Bursa’nın deprem haritasını da gösteren Bayhan, “Bursa; İstanbul Marmara Deniz Havzasındaki fay olmak üzere Geyve İznik Fayı, İnegöl Eskişehir Fayı, Mustafakemalpaşa, Uluabat, Soğukpınar ve Uludağ Fayının etkisi altında bir şehir. Bunlar arasında en çok etkilenebilecek fay, Marmara Deniz Havzasındaki faydır. Bunun birkaç şekilde kırılacağına ilişkin önermeler var ve bunun 7’nin üzerinde bir şiddetle gerçekleşeceğine dair de bilimsel veriler var” şeklinde konuştu.
“Kamu binaları ayakta kalmalı”
Deprem riskini azaltmak için neler yapılmalı? sorusunu da cevaplayan Prof. Dr. Beyhan Bayhan, “Deprem tehlikesinin en yüksek olduğu yerleri belirlemeliyiz ilk olarak. Daha sonra deprem sonrası hemen kullanıma ihtiyaç duyulacak binaları tespit etmeliyiz. Bunlar, hastane, itfaiye, haberleşme, ulaşım, enerji nakil hatları, okulları, askeri kışlalar, cezaevleri ve patlayıcı özelliği olan tesisler. Bu yapılar ayakta olmalı ki deprem sonrasına müdahale edebilsinler ve vatandaşın da sığınabileceği yerler olabilsin” ifadelerini kullandı.

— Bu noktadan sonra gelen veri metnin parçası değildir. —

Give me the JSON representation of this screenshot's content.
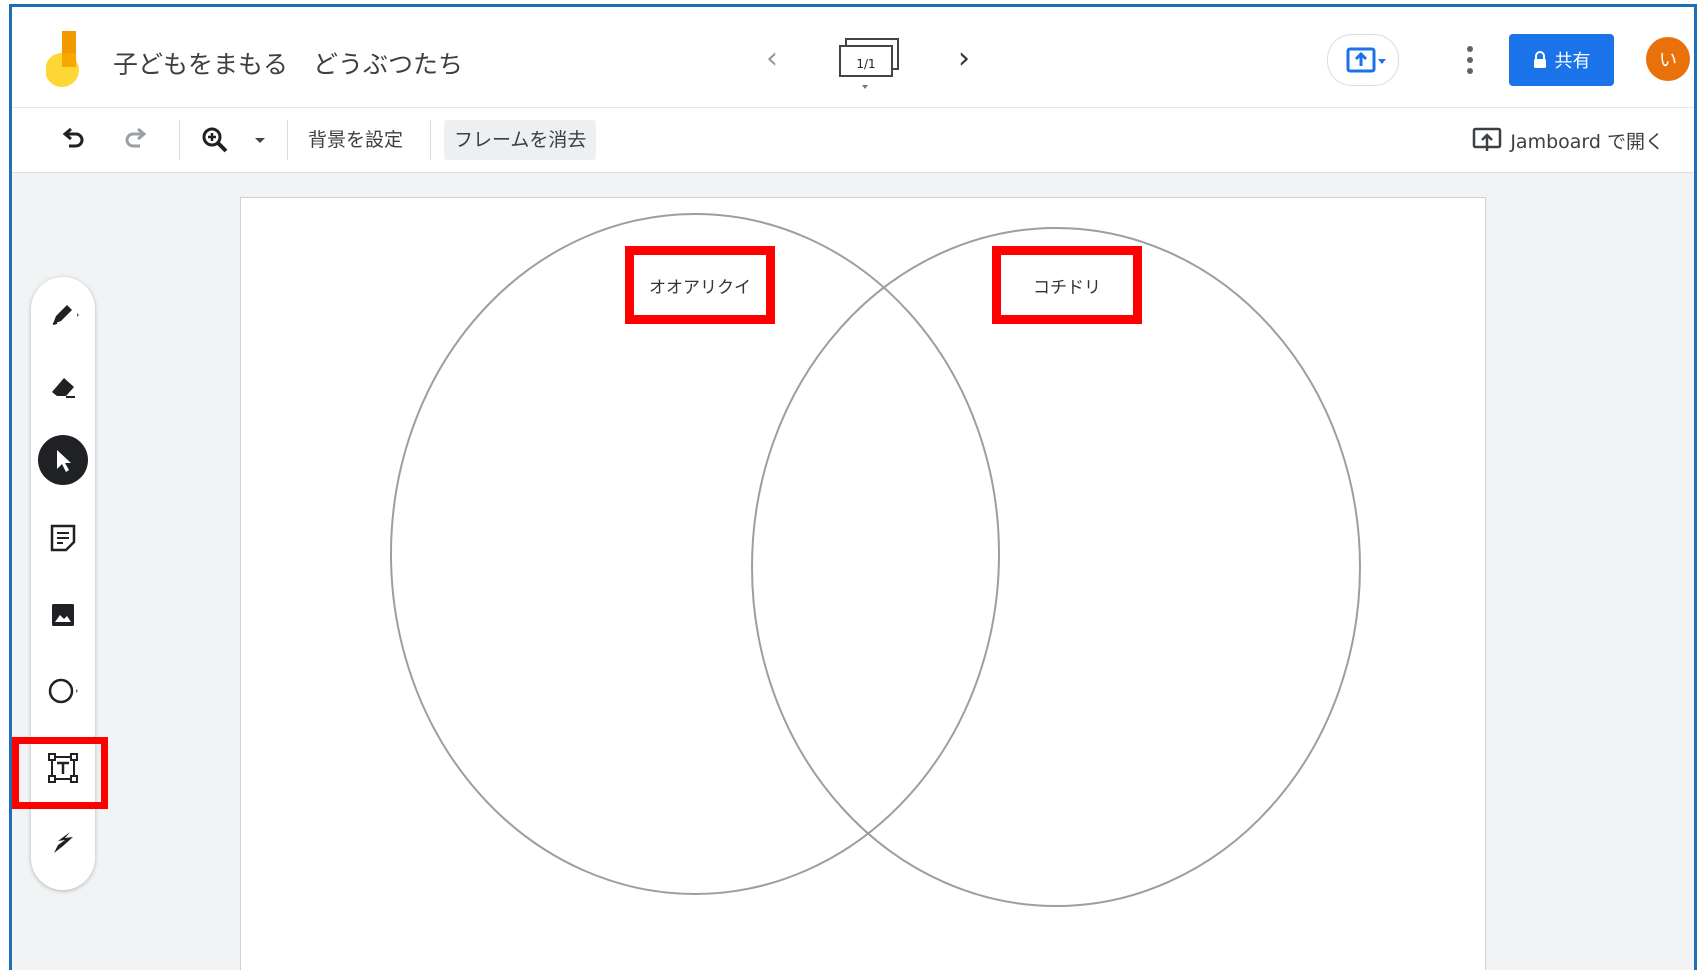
{
  "header": {
    "title": "子どもをまもる　どうぶつたち",
    "frame_counter": "1/1",
    "share_label": "共有",
    "avatar_initial": "い"
  },
  "toolbar": {
    "set_background": "背景を設定",
    "clear_frame": "フレームを消去",
    "open_in_jamboard": "Jamboard で開く"
  },
  "side_tools": [
    {
      "name": "pen-icon"
    },
    {
      "name": "eraser-icon"
    },
    {
      "name": "select-icon",
      "selected": true
    },
    {
      "name": "sticky-note-icon"
    },
    {
      "name": "image-icon"
    },
    {
      "name": "circle-shape-icon"
    },
    {
      "name": "text-box-icon",
      "highlighted": true
    },
    {
      "name": "laser-icon"
    }
  ],
  "canvas": {
    "left_label": "オオアリクイ",
    "right_label": "コチドリ"
  },
  "colors": {
    "accent": "#1a73e8",
    "avatar": "#e8710a",
    "highlight": "#ff0000"
  }
}
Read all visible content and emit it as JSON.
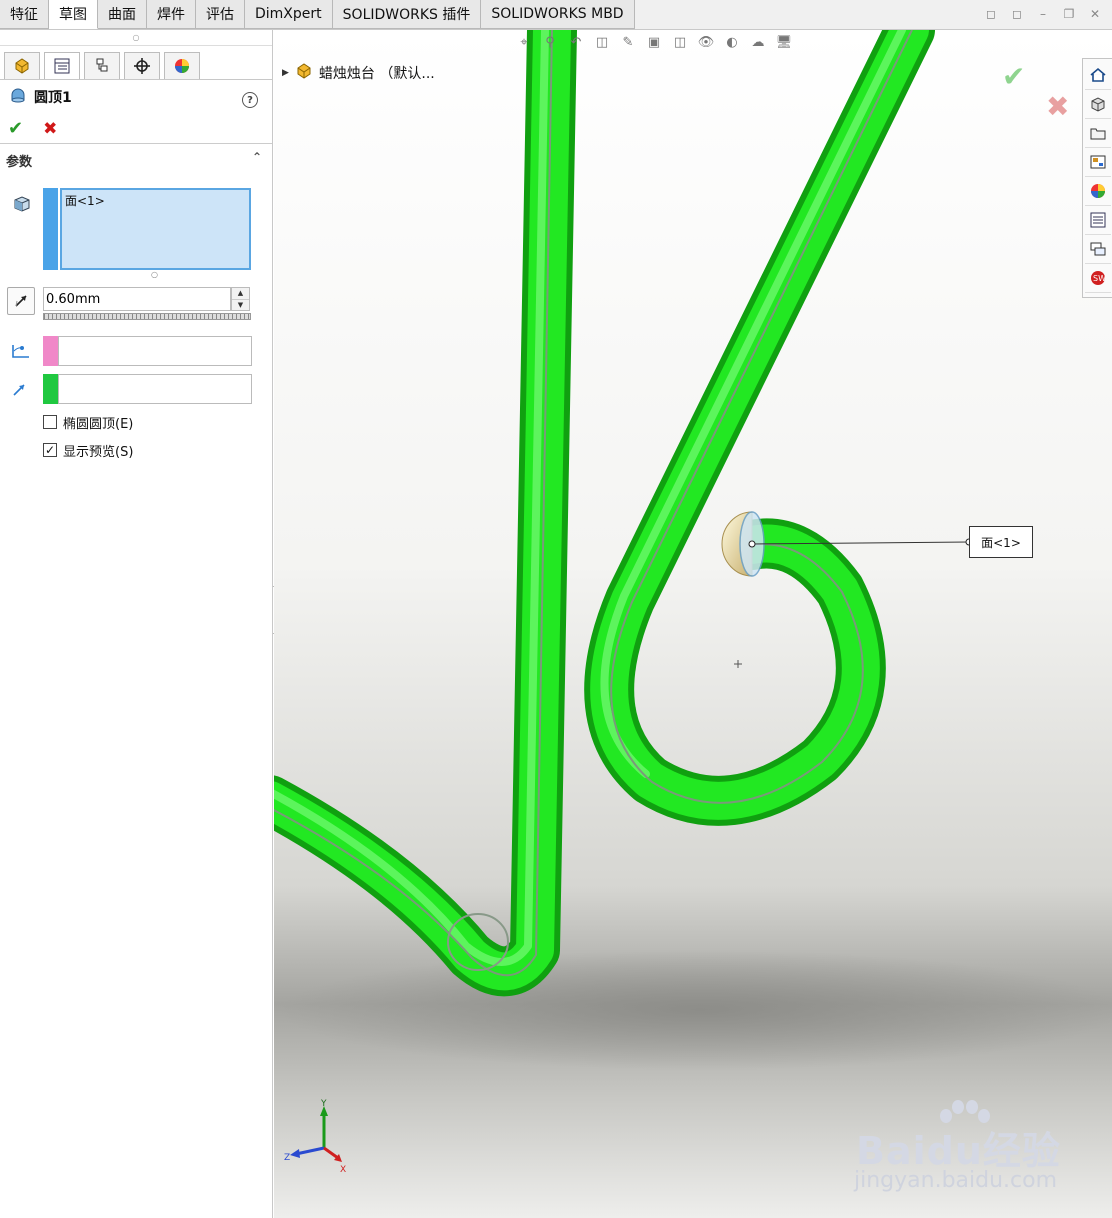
{
  "tabs": [
    "特征",
    "草图",
    "曲面",
    "焊件",
    "评估",
    "DimXpert",
    "SOLIDWORKS 插件",
    "SOLIDWORKS MBD"
  ],
  "active_tab": "草图",
  "feature": {
    "title": "圆顶1",
    "help": "?"
  },
  "params": {
    "section_title": "参数",
    "face_selection": "面<1>",
    "distance": "0.60mm",
    "elliptical_dome": "椭圆圆顶(E)",
    "show_preview": "显示预览(S)",
    "elliptical_dome_checked": false,
    "show_preview_checked": true,
    "constraint_color": "#f088c8",
    "direction_color": "#20c840",
    "face_color": "#4aa3e8"
  },
  "viewport": {
    "tree_item": "蜡烛烛台 （默认...",
    "callout_label": "面<1>",
    "model_color": "#1ee01e"
  },
  "watermark": {
    "logo": "Baidu经验",
    "url": "jingyan.baidu.com"
  },
  "taskpane_icons": [
    "home-icon",
    "resources-icon",
    "folder-icon",
    "view-palette-icon",
    "appearance-icon",
    "custom-properties-icon",
    "forum-icon",
    "solidworks-icon"
  ]
}
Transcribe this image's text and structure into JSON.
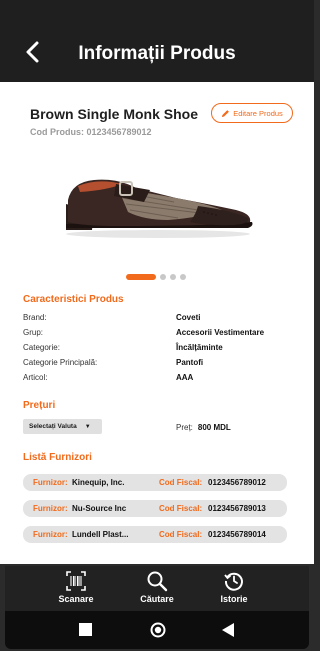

“Deprem, sanayi şehri Bursa’ya ekonomik anlamda sorun yaşatır”
Prof. Dr. Beyhan Bayhan, Bursa’nın bir sanayi şehri olduğunu dolayısıyla olası bir depremde sanayi yapılarının da ciddi manada etkileneceğini ve bunun çok önemli ekonomik zararlara yol açabileceğini vurguladı. Prof. Dr. Bayhan şunları söyledi: “Bursa’da endüstriyel yapıların çoğu 1980’li yıllardan kalma yapılar. O dönemki yapı anlayışından dolayı eksiklikleri var. Deprem karşısında ciddi dezavantajları mevcut. Binaların maliyeti çok olmayabilir ama içerisindeki makine ve teçhizatlar çok pahalı. Sanayicilerimize hep söylüyoruz. Üretim yapılırken de gerekli güçlendirmeler yapılabilir diyoruz. Çünkü olası bir deprem de sanayi şehri Bursa, ekonomik anlamda da çok ciddi sorun yaşayabilir.”
Toplanacak durumumuz olacak mı?
Prof. Dr. Beyhan Bayhan sözlerini şöyle noktaladı: “Depremden sonra toplanma noktaları mevzu bahis olur her zaman. Ama kimse bizim acaba toplanacak durumumuz olacak mı diye sorgulamıyor. Öncelikle toplanma yerine gidebilmemiz için evimizin yıkılmamış ve bizim zarar görmemiş olmamız gerekiyor. Yollara köprü bina yıkılmamış ve yolu kapatmamış olması gerekiyor. Bursa bir ova ve suya doygun bir zemini var. Böyle olunca yapınız sapasağlam olsa da zemindeki sıkıntıdan dolayı bina devrilmiş ve hasar görmüş olabiliyor. O yüzden her zaman doğru tasarım, doğru proje, doğru uygulama ve doğru denetim diyoruz ve bunlar yapıldığında da depremden korkmanıza gerek yok diyoruz.”
Program, soru cevap bölümü ile sona erdi.